Common products, for example, for a company raising steers are leather and beef. These products are made together. There is a direct relationship between the price of a good and the supply of its joint product. If the price of hides rises, herders raise more steers, which increases the supply of beef (a common hide product).
However, for a substitute producer, the producer can produce such and such a good. Consider a farmer who can grow soybeans or corn. If the price of corn increases, farmers will seek to grow more corn, which will reduce the supply of soybeans. Thus, an inverse relationship exists before the price of a good and the supply of the producer substitute.
Market forces and quantity supplied
Market forces are generally considered the best way to ensure that the quantity supplied is optimal, as all market participants can receive price signals and adjust their expectations. That said, some goods or services have their quantity provided dictated or influenced by the government or a government agency.
In theory, this should work well as long as the pricing body has a good reading of actual demand. Unfortunately, price control can punish providers and consumers when they are not set at rates that approximate market equilibrium. If a ceiling price is set too low, suppliers are forced to supply a good or service that may not earn the cost of production, including a normal profit]. This can lead to losses and reduce the number of producers. If a price floor is set too high, especially for essential goods, consumers are forced to use more income to meet their basic needs.
In most cases, suppliers want to charge high prices and sell large quantities of goods to maximize their profits. While suppliers can generally control the number of goods available in the market, they do not control the demand for goods at different prices. As long as market forces are allowed to operate freely without regulation or monopoly control by suppliers, consumers share control of how goods sell at given prices.
Consumers want to be able to satisfy their demand for products at the lowest possible price. If a property is fungible or a luxury, consumers may limit their purchases or seek alternatives. This dynamic tension in a free market ensures that most goods are cleared at competitive prices.
Example of quantity supplied
Take the example of an automobile manufacturer, Green’s Auto Sales, which sells automobiles. The automaker’s competitors raised prices ahead of the summer months. The average car in their market now sells for $25,000 compared to the previous average selling price of $20,000.
Green’s decides to increase its car supply to increase its profits. Prior to the summer months, she was selling 100 cars a month, generating $2 million in revenue. The cost to make and sell each car was $15,000, resulting in a net profit of $500,000 for Green.
With an average sale price of up to $25,000, the new net profit per month is $1 million.
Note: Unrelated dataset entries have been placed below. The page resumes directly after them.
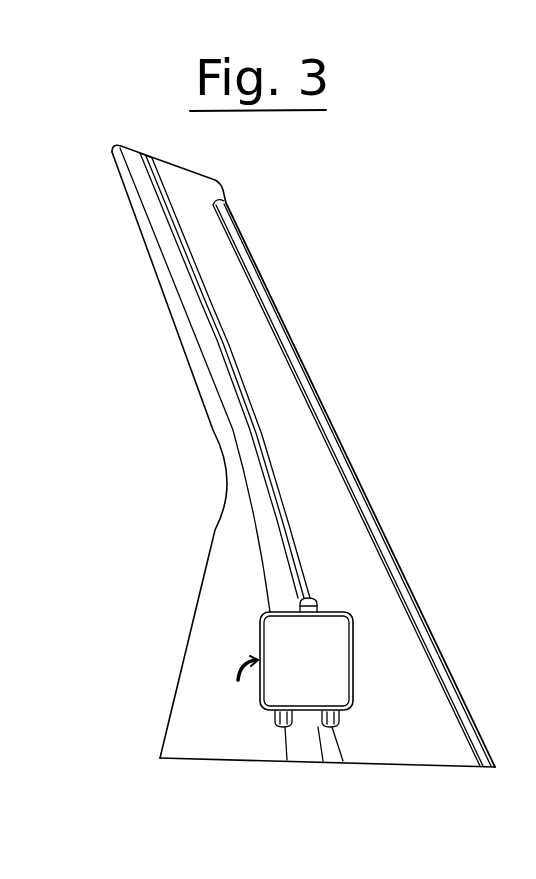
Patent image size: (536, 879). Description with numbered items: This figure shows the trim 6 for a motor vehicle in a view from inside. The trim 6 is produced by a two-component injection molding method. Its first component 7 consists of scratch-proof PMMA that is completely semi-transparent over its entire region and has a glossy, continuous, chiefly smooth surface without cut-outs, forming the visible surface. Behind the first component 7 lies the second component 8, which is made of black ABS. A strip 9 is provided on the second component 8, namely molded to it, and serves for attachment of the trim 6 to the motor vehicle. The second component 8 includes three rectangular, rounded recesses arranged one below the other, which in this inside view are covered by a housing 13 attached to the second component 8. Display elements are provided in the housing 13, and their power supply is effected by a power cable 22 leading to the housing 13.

The trim 6 is at (355, 279).
The first component 7 is at (300, 518).
The second component 8 is at (333, 517).
The strip 9 is at (433, 660).
The housing 13 is at (340, 677).
The power cable 22 is at (245, 663).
Thus, increasing the amount of cars supplied will increase Green’s profits.
What is the difference between supply and quantity supplied?
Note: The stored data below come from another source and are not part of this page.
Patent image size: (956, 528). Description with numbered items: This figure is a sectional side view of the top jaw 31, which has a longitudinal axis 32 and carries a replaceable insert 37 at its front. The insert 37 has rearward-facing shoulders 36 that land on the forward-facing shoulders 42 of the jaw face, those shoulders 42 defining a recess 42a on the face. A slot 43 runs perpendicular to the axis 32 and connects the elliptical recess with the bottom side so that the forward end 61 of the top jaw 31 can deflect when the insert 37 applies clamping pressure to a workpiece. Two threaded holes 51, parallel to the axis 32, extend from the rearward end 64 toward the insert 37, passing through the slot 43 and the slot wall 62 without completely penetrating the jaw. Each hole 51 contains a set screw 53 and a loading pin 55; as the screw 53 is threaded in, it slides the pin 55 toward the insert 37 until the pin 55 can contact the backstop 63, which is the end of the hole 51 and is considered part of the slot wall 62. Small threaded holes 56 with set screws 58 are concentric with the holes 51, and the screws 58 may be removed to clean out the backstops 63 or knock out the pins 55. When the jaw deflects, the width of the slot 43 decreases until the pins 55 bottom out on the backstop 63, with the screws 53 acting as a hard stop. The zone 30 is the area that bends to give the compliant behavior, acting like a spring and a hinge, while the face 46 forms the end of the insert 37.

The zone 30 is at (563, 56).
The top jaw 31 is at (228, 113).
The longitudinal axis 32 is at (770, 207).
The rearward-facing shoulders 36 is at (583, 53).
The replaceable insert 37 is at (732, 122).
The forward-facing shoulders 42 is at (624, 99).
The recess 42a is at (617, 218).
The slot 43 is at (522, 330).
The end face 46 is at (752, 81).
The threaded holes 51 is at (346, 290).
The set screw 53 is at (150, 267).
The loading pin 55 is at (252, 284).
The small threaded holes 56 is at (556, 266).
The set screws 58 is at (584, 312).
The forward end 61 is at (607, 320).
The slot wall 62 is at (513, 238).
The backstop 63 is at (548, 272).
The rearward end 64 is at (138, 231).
The supply is the entire supply curve, while the quantity supplied is the exact figure supplied at a certain price. The offer, wholesale, presents all the different qualities supplied at all possible prices.
What is the difference between demand and quantity demanded?
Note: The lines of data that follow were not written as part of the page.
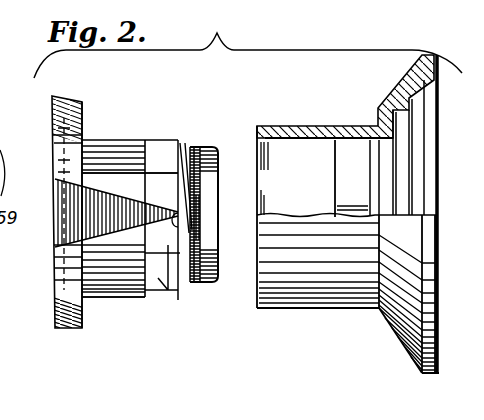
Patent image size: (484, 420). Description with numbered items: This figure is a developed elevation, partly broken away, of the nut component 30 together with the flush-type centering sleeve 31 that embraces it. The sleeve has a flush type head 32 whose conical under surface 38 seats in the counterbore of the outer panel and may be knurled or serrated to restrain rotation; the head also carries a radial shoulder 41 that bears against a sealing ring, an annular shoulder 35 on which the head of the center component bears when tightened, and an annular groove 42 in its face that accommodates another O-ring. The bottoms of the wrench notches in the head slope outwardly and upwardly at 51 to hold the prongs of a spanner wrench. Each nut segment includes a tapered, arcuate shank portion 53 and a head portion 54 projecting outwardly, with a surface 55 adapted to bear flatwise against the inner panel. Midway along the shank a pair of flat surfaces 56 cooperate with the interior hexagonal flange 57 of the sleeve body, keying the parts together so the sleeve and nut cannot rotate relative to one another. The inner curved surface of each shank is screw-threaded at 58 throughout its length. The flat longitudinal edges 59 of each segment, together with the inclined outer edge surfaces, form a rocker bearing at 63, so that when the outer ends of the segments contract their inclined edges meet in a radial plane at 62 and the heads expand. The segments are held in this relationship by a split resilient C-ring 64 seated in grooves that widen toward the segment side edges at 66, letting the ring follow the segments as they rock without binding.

The triple segment nut component 30 is at (137, 297).
The centering sleeve 31 is at (334, 310).
The flush type head 32 is at (441, 318).
The annular shoulder 35 is at (415, 105).
The conical under surface 38 is at (408, 98).
The radial shoulder 41 is at (380, 124).
The annular groove 42 is at (394, 110).
The sloping recess bottom 51 is at (436, 89).
The shank portion 53 is at (132, 150).
The head portion 54 is at (65, 115).
The bearing surface 55 is at (82, 125).
The flat surfaces 56 is at (160, 277).
The interior hexagonal flange 57 is at (337, 147).
The screw threads 58 is at (82, 211).
The longitudinal edges 59 is at (122, 197).
The radial meeting plane 62 is at (213, 202).
The rocker bearing 63 is at (200, 237).
The split resilient C-ring 64 is at (195, 148).
The widened groove portion 66 is at (183, 203).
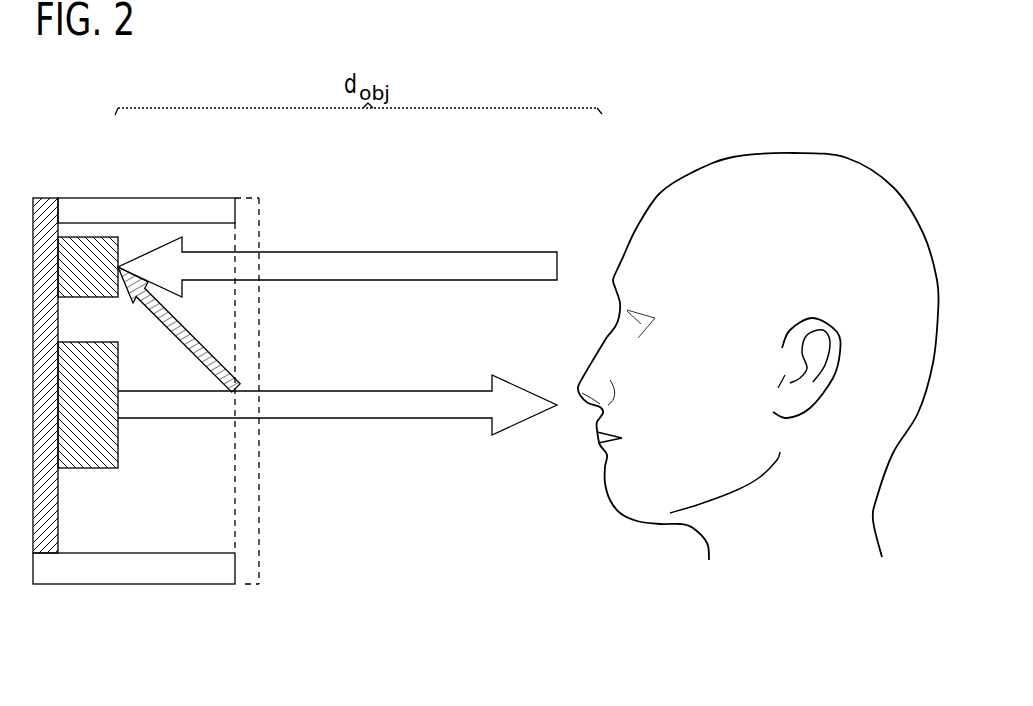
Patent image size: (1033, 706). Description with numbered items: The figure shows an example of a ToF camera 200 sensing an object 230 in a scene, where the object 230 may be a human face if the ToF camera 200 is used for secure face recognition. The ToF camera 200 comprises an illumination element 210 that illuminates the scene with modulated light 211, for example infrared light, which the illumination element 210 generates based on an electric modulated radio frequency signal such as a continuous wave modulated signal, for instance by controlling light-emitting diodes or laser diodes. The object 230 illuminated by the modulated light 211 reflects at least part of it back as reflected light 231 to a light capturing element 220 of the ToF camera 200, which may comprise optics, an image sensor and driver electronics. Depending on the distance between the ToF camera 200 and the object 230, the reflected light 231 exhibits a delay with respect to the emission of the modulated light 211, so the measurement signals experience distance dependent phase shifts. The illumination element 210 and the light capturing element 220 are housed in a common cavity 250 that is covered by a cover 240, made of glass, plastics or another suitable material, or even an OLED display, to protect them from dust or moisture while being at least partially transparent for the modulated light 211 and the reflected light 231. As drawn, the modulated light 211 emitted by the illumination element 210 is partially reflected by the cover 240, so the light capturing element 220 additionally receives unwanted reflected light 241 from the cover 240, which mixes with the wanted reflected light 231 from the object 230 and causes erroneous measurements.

The ToF camera 200 is at (315, 597).
The illumination element 210 is at (84, 470).
The modulated light 211 is at (382, 391).
The light capturing element 220 is at (83, 237).
The object 230 is at (793, 152).
The reflected light 231 is at (382, 252).
The cover 240 is at (248, 198).
The unwanted reflected light 241 is at (148, 315).
The cavity 250 is at (137, 537).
Quantity demanded is the exact amount of a good or service demanded at a given price. More generally, demand is the ability or willingness of a buyer to pay for the good or service at the price offered. The ask represents the entire amount of the ask at each given price.
What are the factors that affect the quantity demanded?
Five key factors affect the quantity demanded: the price of the good, the income of the buyer, the price of related goods, consumer tastes, and customer expectations of future supply and price.